Il 18 e 19 novembre 2025 si è tenuto il 4° seminario del Mobile (Laboratorio di Etnografia delle Circolazione e Dinamiche Migratorie), Il progetto, coordinato dalla prof.ssa Andréa Lobo del Dipartimento di Antropologia dell'Università di Brasilia, si intitola “Etnografie attraversate da mobilità, località e marcatori sociali di dominio”.
La due giorni ha riunito presentazioni sulla mobilità umana, la razza, il genere, la cura, la maternità e ha visto anche la partecipazione delle ricercatrici del CSEM Barbara Marciano e Tuila Botega, con il loro lavoro “En un abrir y cerrar de ojos, todo se ve truncado! La costruzione sociale degli ‘incidenti’ nel contesto migratorio Honduras-Stati Uniti‘.

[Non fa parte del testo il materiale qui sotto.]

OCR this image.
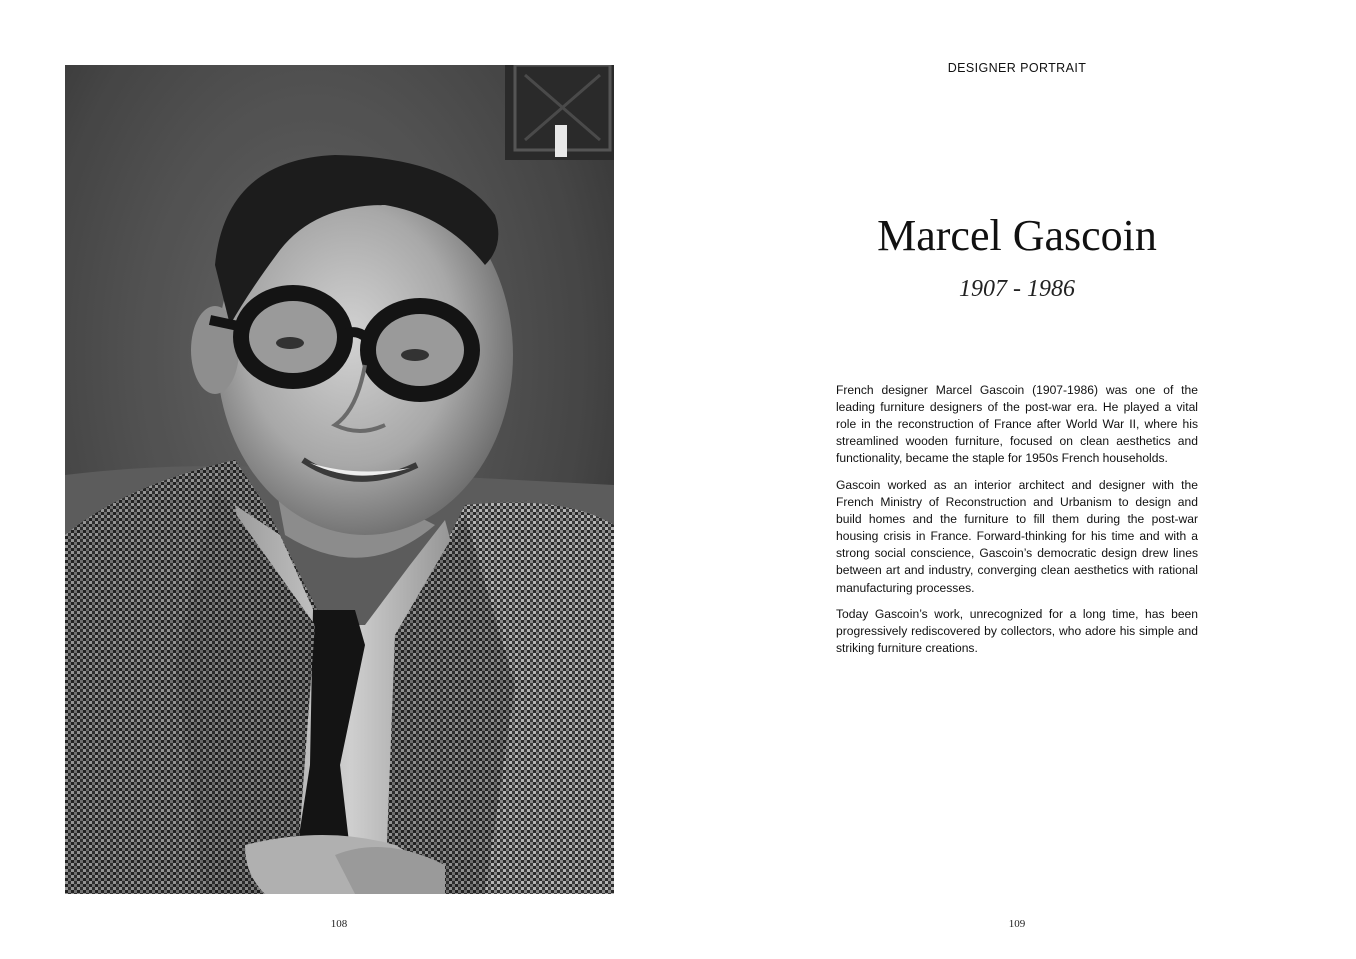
108
DESIGNER PORTRAIT
Marcel Gascoin
1907 - 1986

French designer Marcel Gascoin (1907-1986) was one of the leading furniture designers of the post-war era. He played a vital role in the reconstruction of France after World War II, where his streamlined wooden furniture, focused on clean aesthetics and functionality, became the staple for 1950s French households.

Gascoin worked as an interior architect and designer with the French Ministry of Reconstruction and Urbanism to design and build homes and the furniture to fill them during the post-war housing crisis in France. Forward-thinking for his time and with a strong social conscience, Gascoin’s democratic design drew lines between art and industry, converging clean aesthetics with rational manufacturing processes.

Today Gascoin’s work, unrecognized for a long time, has been progressively rediscovered by collectors, who adore his simple and striking furniture creations.

109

I dati presentati fanno parte del ricerca “Salute mentale e donne migranti che ritornano con disabilità e donne che si occupano di migranti che ritornano con disabilità” una partnership tra il Centro Scalabriniano di Studi sulle Migrazioni, la Pastoral de Movilidad Humana e la Comisión Nacional de Apoyo a los Migrantes Retornados con Discapacidad Física (CONAMIREDIS), che operano in Honduras per assistere i migranti rimpatriati con disabilità a seguito di “incidenti” sulla rotta migratoria verso gli Stati Uniti.

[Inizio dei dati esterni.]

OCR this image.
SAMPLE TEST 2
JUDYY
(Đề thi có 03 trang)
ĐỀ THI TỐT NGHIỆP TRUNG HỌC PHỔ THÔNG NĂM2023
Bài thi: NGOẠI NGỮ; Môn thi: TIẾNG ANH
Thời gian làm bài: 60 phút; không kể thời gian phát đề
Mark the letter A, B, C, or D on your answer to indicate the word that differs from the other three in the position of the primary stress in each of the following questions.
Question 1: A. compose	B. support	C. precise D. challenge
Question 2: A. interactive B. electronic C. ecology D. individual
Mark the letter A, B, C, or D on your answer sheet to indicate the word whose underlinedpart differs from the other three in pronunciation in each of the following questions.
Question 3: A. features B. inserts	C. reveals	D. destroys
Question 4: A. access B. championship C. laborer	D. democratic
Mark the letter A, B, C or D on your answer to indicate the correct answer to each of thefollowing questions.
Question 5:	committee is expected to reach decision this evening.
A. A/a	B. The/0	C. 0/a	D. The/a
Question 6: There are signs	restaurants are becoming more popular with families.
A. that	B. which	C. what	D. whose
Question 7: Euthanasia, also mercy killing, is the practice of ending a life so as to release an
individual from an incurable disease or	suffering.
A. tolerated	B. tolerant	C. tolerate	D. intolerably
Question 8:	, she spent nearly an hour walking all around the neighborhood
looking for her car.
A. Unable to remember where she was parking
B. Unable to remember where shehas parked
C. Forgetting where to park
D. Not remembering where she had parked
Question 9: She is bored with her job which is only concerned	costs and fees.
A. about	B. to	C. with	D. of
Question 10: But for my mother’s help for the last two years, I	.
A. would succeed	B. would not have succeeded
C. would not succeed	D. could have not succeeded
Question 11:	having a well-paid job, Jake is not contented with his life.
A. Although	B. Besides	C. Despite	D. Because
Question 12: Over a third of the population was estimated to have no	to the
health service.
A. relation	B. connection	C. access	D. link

Nel corso della presentazione e del dibattito, i commenti hanno evidenziato l'approccio di ricerca del CSEM sul Núcleo Duro alla migrazione, che non si limita a considerare l“”incidente“ come una conseguenza delle politiche migratorie restrittive che limitano e criminalizzano la mobilità, ma comprende anche che esiste una costruzione sociale dei rischi. Inoltre, la proposta analitica del CSEM si concentra sulla comprensione del modo in cui queste donne affrontano le rotture causate dall'incidente sulla rotta migratoria e il conseguente ”fallimento" del progetto migratorio, e di come, a partire da questo, ricostruiscono le loro vite, le loro soggettività dopo l'espulsione, il ritorno e la reintegrazione nel loro Paese d'origine.
Oltre alla presentazione del tema della ricerca, l'evento è stato l'occasione per pubblicizzare il progetto REMHU: Rivista interdisciplinare sulla mobilità umana, prodotto e curato dal CSEM.